Pas de quoi en faire un scoop et pourtant c’est un petit et grand événement pour Castelnaudary. Depuis deux semaines, nous avons une Nuit Debout. Même une fois par semaine, soyons modestes, c’est un événement qui permet de mesurer l’impact qu’a pris Nuit Debout dans la vie sociale et politique française.
Le contexte
Castelnaudary est un gros bourg, à peine une petite ville, de moins de 13 000 habitants, située dans le Lauragais, c’est-à-dire dans l’Aude, entre Toulouse et Narbonne et à mi-chemin de Carcassonne, beaucoup plus connue et qui a aussi une « Nuit Debout ».
Comme beaucoup de villes du Midi, on y trouve un boulevard bordé de platanes. Parfois, il y fait chaud. Mais il y a aussi le centre de formation de la Légion étrangère, ce qui amène les bérets verts dans la ville les samedis, jours de permission. En dehors de cela, on y trouve, dans le désordre, une autoroute, une gare, un théâtre, un cinéma tout neuf, deux grands lycées, plusieurs collèges et écoles primaires, deux centres commerciaux et une bonne centaine de commerces fermés, ce qui commence à se voir, comme si la ville avait perdu ses plumes. N’oublions pas la montagne à deux heures et la Méditerranée très proche aussi.
Pas de grandes usines mais quelques activités agro-alimentaires marquantes en lien avec le cassoulet. Il y a quatre ans, la ville fut secouée par le scandale de l’usine Spanghero et son «cassoulet de cheval». La presse est venue, l’usine et l’abattoir ont fermé et la presse est vite repartie. L’usine a redémarré, laissant plusieurs centaines de chômeurs sur le carreau. L’abattoir n’est plus là.
La mairie et l’Éducation nationale sont les premiers employeurs de la ville et le Parti socialiste, comme dans tout le département et la région, est puissant, même si les élections peuvent parfois changer très légèrement le paysage.
Comment ça se passe?
Dans le journal, très important le journal, une photo paraît en présentant Nuit Debout à Castelnaudary avec environ 20 participants. Prochaine Nuit, le vendredi suivant. J’y suis allé. En tout, 18 participants. Ils sont arrivés petit à petit : un tiers de jeunes, un tiers d’adultes et un tiers de retraités. Finalement, quelque chose de représentatif de ce que l’on trouve ici, à Castelnaudary.

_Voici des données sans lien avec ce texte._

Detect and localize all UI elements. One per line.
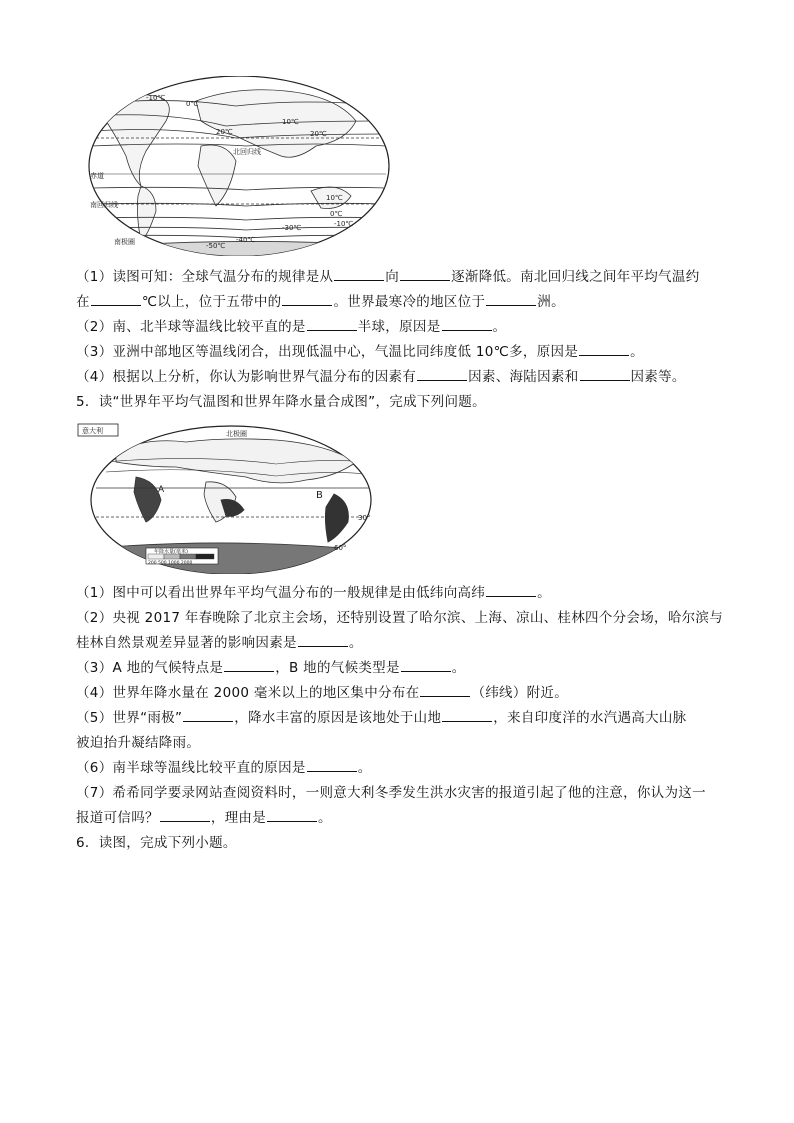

L’initiatrice de Nuit Debout a entamé le débat par une présentation de la situation. Pour dire les choses, j’ai entendu de nombreuses idées et concepts qui ne s’imposaient pas, mais peu importe. Ce qui comptait était la motivation qui amenait cette petite vingtaine de citoyens à se réunir et à parler. Je ne dirais pas discuter car finalement peu d’interventions visaient à présenter un projet sur lequel on pouvait échanger ou même se contredire ; il s’agissait en réalité de raconter sa douleur de vivre dans cette société si aliénée et chacun-e a exprimé à sa manière le sentiment de perdre le contrôle de sa vie particulière et de la vie en général.
Pour résumer, le fond du discours de chacun-e, avec ses mots et son vocabulaire très différents de l’un-e à l’autre, était le suivant : «Ils nous bouffent la laine sur le dos et il nous en reste de moins en moins pour nous réchauffer».
Évidemment, je caricature un peu mais pas tellement. Une sorte d’envie de révolution qui ne sait pas encore dire son nom. Ce qui me frappe aussi, c’est qu’on a peu entendu de propositions permettant de s’unifier et de combattre. Et combattre quoi au fait ? J’ai juste rappelé, mais je n’étais pas le seul, que la loi El Khomri visait à nous faire reculer sur l’ensemble des acquis sociaux depuis 1936, la Libération, Mai 68, etc. Cette très courte intervention a semblé permettre de revenir un peu sur une préoccupation commune.
Prochaine réunion dans une semaine au même endroit.